M Ziaei et al., University of Auckland. Survey of Ophthalmology 2017; 62 (6): pages 803-815.

Abstract: Stem cells are capable of giving rise to progenies with specific functional and morphological traits and, in recent years, extraordinary scientific advances have initiated an era of hope for clinical regenerative strategies and tissue engineering applications. We appraise the potential benefits of human umbilical cord–derived stem cell therapy and consider current approaches to utilize these stem cells in corneal epithelial, stromal, and endothelial disorders.

https://doi.org/10.1016/j.survophthal.2017.02.002

Commento:

Questo articolo scientifico descrive estesamente l’utilizzo di cellule staminali di cordone ombelicale nell’ingegneria tessutale in Oftalmologia (rigenerazione dell’epitelio, dello stroma e dell’endotelio della cornea) dopo un interessante capitolo di aggiornamento a proposito di cellule staminali.

  • Le staminali sono cellule con tre fondamentali proprietà: sono capaci di autorigenerarsi, di differenziarsi in cellule specializzate e di rinnovare un tessuto.
  • Le staminali umane sono di origine embrionale, fetale o di adulto.

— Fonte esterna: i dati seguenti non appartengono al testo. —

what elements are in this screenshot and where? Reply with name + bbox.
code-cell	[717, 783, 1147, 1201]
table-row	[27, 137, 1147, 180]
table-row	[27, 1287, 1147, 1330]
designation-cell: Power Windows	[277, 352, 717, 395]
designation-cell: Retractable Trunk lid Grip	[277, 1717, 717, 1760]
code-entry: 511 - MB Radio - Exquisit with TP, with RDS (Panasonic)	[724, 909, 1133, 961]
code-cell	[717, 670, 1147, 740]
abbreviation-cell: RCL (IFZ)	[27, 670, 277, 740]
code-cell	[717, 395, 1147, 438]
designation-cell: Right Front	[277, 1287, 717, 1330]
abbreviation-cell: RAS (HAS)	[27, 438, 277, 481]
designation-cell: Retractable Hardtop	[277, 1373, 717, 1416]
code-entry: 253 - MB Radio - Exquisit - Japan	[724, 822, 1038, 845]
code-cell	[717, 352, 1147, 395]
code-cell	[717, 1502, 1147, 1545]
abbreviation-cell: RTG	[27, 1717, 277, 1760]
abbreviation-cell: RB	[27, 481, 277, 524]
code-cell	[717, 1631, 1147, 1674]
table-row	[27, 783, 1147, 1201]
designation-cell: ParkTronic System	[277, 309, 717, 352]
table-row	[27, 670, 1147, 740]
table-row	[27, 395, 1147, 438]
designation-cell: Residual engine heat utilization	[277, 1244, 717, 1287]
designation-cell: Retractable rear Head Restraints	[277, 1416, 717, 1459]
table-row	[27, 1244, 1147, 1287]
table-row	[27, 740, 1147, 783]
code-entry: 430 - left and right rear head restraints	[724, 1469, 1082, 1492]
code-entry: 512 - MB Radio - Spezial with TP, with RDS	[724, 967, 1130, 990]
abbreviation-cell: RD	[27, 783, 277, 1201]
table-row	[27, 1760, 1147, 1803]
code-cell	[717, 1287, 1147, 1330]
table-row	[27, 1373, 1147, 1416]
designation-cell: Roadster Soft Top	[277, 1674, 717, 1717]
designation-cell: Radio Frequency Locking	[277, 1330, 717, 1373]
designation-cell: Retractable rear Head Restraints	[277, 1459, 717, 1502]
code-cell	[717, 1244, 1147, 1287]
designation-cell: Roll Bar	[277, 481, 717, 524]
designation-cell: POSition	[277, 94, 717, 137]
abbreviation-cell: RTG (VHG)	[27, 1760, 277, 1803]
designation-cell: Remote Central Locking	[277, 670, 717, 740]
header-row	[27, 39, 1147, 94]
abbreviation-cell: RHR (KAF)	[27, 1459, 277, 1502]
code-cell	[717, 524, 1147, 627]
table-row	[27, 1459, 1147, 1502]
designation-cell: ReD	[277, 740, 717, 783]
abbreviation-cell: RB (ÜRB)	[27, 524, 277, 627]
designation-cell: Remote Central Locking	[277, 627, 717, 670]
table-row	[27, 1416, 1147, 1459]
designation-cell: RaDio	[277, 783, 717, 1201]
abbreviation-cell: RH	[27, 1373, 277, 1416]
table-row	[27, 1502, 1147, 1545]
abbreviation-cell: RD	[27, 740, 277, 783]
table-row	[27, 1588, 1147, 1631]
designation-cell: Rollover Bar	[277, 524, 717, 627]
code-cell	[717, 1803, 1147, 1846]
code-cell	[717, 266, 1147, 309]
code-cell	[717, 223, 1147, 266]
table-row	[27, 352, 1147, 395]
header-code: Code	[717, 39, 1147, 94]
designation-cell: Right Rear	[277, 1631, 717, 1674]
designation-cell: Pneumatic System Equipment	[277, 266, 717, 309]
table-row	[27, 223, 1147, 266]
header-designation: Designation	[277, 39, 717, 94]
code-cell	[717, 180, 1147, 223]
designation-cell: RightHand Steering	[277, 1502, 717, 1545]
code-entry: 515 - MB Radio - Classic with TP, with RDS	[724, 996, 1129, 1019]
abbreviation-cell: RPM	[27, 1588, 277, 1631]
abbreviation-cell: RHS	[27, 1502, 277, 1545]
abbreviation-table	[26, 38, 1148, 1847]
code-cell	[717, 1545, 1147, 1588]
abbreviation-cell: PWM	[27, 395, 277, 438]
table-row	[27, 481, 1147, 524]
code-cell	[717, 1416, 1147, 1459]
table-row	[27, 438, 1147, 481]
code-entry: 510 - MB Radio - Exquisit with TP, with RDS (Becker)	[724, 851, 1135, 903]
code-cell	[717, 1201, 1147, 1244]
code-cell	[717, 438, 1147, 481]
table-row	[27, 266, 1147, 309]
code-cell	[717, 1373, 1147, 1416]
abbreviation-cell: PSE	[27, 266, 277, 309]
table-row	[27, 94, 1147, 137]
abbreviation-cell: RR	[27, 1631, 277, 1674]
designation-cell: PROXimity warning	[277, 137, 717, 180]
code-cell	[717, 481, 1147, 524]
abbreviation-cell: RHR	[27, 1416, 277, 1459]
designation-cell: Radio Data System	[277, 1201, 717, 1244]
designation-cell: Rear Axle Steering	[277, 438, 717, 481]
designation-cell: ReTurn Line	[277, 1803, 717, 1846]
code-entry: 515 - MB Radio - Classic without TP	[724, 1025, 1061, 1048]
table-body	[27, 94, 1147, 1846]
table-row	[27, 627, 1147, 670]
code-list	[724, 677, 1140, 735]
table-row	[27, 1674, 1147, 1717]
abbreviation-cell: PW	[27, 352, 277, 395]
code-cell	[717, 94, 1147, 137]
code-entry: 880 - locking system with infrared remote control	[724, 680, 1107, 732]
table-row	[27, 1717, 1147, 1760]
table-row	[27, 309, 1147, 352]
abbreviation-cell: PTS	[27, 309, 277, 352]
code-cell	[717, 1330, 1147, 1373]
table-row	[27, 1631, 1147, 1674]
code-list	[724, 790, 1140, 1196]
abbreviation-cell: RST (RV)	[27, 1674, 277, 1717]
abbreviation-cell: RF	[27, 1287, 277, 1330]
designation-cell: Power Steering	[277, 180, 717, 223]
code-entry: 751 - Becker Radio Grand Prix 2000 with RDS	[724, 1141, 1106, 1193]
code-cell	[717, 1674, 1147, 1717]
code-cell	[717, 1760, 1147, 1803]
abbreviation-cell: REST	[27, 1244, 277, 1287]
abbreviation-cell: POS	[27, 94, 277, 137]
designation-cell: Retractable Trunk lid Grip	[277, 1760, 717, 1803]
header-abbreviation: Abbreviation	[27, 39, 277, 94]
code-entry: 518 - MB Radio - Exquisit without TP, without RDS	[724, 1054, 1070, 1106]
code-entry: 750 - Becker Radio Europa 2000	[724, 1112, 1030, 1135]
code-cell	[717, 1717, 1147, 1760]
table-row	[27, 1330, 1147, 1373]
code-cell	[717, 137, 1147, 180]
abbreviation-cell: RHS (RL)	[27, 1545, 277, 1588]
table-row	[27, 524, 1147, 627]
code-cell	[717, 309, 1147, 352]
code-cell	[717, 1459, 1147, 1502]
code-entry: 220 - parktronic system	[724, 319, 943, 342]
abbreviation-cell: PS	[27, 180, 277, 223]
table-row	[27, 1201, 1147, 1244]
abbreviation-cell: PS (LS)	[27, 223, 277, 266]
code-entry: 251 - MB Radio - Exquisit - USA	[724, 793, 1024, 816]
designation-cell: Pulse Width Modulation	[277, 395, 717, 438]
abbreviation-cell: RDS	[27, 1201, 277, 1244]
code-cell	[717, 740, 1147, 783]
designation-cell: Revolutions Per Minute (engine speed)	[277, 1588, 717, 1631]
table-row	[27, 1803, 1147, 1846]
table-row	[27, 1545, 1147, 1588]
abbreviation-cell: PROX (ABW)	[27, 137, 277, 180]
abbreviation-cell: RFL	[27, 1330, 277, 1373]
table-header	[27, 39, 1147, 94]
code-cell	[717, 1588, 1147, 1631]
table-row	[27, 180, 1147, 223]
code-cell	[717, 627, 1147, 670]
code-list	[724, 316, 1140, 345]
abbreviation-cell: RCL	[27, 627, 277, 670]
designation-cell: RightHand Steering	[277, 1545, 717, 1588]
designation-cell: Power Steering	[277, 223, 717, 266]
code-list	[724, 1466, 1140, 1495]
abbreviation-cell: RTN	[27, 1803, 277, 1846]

Le cellule ottenute da sangue di cordone ombelicale sono fetali.
  • Le staminali di un adulto sono multipotenti, ma possono differenziarsi in un numero inferiore di tipi cellulari rispetto alle cellule staminali fetali e ancor più basso rispetto a quelle embrionali.
  • L’applicazione terapeutica delle staminali è basata su varie strategie, tra cui la terapia cellulare sostitutiva (rilasciare cellule mature nuove in un tessuto danneggiato) e l’attività paracrina (le nuove cellule sintetizzano fattori di crescita che stimolano il tessuto danneggiato a ripararsi).
  • Il cordone ombelicale contiene 2 arterie e 1 vena inglobati in un tessuto poroso, mucinoso, connettivale, chiamato Wharton jelly, che contiene cellule mesenchimali ed epiteliali utili per rigenerare la cornea, ad uso sia autologo che allogenico. Dopo il parto, inoltre, può essere raccolto il sangue che resta nella vena, utilissimo per ottenere cellule staminali: queste hanno eccellenti capacità di proliferare e differenziarsi (ovvero specializzarsi), sono disponibili in grande quantità e sono rapidamente isolabili e coltivabili in laboratorio. Peraltro si ottengono da un tessuto che viene in genere buttato via.